CategoryRouteService

class CategoryRouteService
{
    private $routes = [];

    public function __construct()
    {
        $this->determineCategoriesRoutes();
    }

    public function getRoute(Category $category)
    {
        return $this->routes[$category->id];
    }

    private function determineCategoriesRoutes()
    {
        $categories = Category::all()->keyBy('id');

        foreach ($categories as $id => $category) {
            $slugs = $this->determineCategorySlugs($category, $categories);

            if (count($slugs) === 1) {
                $this->routes[$id] = url('category/' . $slugs[0]);
            }
            else {
                $this->routes[$id] = url('category/' . implode('/', $slugs));
            }
        }
    }

    private function determineCategorySlugs(Category $category, Collection $categories, array $slugs = [])
    {
        array_unshift($slugs, $category->slug);

        if (!is_null($category->parent_id)) {
            $slugs = $this->determineCategorySlugs($categories[$category->parent_id], $categories, $slugs);
        }

        return $slugs;
    }
}

CategoryServiceProvider

class CategoryServiceProvider
{
    public function register()
    {
        $this->app->singleton(CategoryRouteService::class, function ($app) {
            // At this point the categories routes will be determined.
            // It happens only one time even if you call the service multiple times through the container.
            return new CategoryRouteService();
        });
    }
}

model

//get dynamic slug routes
    public function getRouteAttribute()
    {
        $categoryRouteService = app(CategoryRouteService::class);

        return $categoryRouteService->getRoute($this);
    }

blade

//{{$categoryt->route}} returning routes
<a class="post-cat" href="{{$category->route}}">{{$category->title}}</a>

route

//show parent categories with posts
Route::get('/category/{slug}', 'Front\CategoryController@parent')->name('categoryparent');

controller

public function parent($slug){
        $category = Category::where('slug', $slug)->with('children')->first();
        $category->addView();
        $posts = $category->posts()->where('publish', '=', 1)->paginate(8);
        return view('front.categories.single', compact('category','posts'));
}

注意::我不确定这一点,但我认为我的路线有些固定!我的意思是,它只会得到1个子弹,而我的类别却可以增加2个,3个或4个子弹,因此我做出多条路线并像这样重复Route::get('/category/{slug}/{slug}/{slug}毫无意义。
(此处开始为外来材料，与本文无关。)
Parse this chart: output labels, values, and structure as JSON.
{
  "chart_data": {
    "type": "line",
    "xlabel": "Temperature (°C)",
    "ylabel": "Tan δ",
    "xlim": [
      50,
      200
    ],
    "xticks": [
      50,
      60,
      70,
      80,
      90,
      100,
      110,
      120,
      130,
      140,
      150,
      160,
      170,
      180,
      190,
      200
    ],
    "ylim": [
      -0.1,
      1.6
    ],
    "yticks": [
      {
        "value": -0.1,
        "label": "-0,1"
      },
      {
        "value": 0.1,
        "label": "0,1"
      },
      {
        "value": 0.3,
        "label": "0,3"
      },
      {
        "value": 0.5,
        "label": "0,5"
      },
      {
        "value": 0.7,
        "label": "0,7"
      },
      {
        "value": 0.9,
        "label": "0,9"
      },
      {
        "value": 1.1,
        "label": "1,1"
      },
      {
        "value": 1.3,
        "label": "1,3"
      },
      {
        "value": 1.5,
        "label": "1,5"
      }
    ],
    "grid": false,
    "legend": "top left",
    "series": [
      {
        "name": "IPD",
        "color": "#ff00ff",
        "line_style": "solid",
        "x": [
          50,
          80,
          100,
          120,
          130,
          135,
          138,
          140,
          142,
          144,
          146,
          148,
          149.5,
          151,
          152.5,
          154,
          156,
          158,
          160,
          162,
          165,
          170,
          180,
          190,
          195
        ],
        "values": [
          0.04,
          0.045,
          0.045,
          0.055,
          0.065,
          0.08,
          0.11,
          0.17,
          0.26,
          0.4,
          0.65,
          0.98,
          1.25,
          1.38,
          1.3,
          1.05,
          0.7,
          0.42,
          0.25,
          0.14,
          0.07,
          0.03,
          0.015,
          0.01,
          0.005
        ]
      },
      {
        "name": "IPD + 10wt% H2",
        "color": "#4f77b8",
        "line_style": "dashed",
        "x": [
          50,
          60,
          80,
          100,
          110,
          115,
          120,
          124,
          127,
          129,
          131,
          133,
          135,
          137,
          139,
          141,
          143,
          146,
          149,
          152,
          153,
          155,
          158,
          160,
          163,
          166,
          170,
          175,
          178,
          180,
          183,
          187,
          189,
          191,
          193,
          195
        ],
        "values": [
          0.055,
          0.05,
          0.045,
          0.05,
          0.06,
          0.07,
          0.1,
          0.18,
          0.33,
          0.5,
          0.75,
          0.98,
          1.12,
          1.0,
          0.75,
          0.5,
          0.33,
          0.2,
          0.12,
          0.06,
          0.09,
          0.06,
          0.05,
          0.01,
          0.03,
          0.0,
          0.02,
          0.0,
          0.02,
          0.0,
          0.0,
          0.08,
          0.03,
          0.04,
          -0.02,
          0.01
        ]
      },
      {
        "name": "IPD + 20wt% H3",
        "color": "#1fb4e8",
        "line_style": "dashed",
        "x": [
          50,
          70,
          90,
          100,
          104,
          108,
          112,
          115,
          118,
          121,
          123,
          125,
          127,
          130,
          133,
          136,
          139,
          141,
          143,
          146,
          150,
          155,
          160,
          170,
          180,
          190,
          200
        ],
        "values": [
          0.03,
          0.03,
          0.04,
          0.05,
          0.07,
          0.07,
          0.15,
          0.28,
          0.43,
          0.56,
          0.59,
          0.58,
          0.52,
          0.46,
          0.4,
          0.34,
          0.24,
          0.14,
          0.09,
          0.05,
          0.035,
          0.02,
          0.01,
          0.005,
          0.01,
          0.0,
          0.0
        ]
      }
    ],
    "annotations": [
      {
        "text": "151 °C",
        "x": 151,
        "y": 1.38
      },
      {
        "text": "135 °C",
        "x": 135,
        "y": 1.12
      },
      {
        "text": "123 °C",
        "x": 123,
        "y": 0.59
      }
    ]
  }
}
正如我说的那样,我不确定,请分享您的想法和解决方案。

更新

基于Leena Patel的答案,我更改了路线,但是当我的网址中收到超过1条子弹时,它将返回错误:

Example

route: site.com/category/resources (works)

route: site.com/category/resources/books/ (ERROR)
route: site.com/category/resources/books/mahayana/sutra (ERROR)

error

Call to a member function addView() on null

$category->addView();

当我评论它为$posts部分返回错误时。然后我的刀片错误,我返回了类别标题{{$category->title}}

因此,基本上看来,该功能无法识别返回类别路线视图的功能。

here is my function

public function parent($slug){
        $category = Category::where('slug', $slug)->with('children')->first();
        $category->addView();
        $posts = $category->posts()->where('publish', '=', 1)->paginate(8);
        return view('front.categories.single', compact('category','posts'));
}

有什么主意吗?

3 个答案:

答案 0 :(得分:1)

您可以尝试使用以下路由模式

Route::get('/category/{slug}', 'Front\CategoryController@parent')->where('slug','.+')->name('categoryparent')

因此,如果您的网址中有多个标签,例如/category/slug1/slug2

您的addView()方法将适用于one record而不适用于Collection,因此请添加foreach循环以实现此目的。

public function parent($slug){
    // $slug  will be `slug1/slug2`
    $searchString = '/';
    $posts = array();

    if( strpos($slug, $searchString) !== false ) {
        $slug_array = explode('/',$slug);
    }

    if(isset($slug_array))
    {
         foreach($slug_array as $slug)
         {
             $category = Category::where('slug', $slug)->with('children')->first();
             $category->addView();
             $posts_array = $category->posts()->where('publish', '=', 1)->paginate(8);
             array_push($posts,$posts_array);
         }
    }
    else
    {
          $category = Category::where('slug', $slug)->with('children')->first();
          $category->addView();
          $posts = $category->posts()->where('publish', '=', 1)->paginate(8);
    }

    return view('front.categories.single', compact('category','posts'));
}

希望有帮助!

文档:https://laravel.com/docs/4.2/routing#route-parameters

答案 1 :(得分:0)

创建路线

Route::get('category/{cat}', 'YourController@mymethod');

将此添加到您的Providers / RouteServiceProvider.php的启动方法

public function boot()
{
    Route::pattern('cat', '.+'); //add this

    parent::boot();
}

使用您的方法:

public function mymethod($cat){
    echo $cat;  //access your route
}

答案 2 :(得分:0)

您可以在路由中使用可选的URL部分,并在控制器中使用条件。试试这个:

在您的路线中:

Route::get('/category/{parent?}/{child1?}/{child2?}', 'Front\CategoryController@parent')->name('categoryparent');

在您的控制器中:

public function mymethod($category, $parent, $child1, $child2){
    if(isset($child2)){
        //use $category, $parent, $child1, $child2 and return view
    } else if(isset($child1)){
        //use $category, $parent, $child1 and return view
    } else if(isset($parent)){
        //use $category, $parent and return view
    } else {
        //return view for $category
    }

}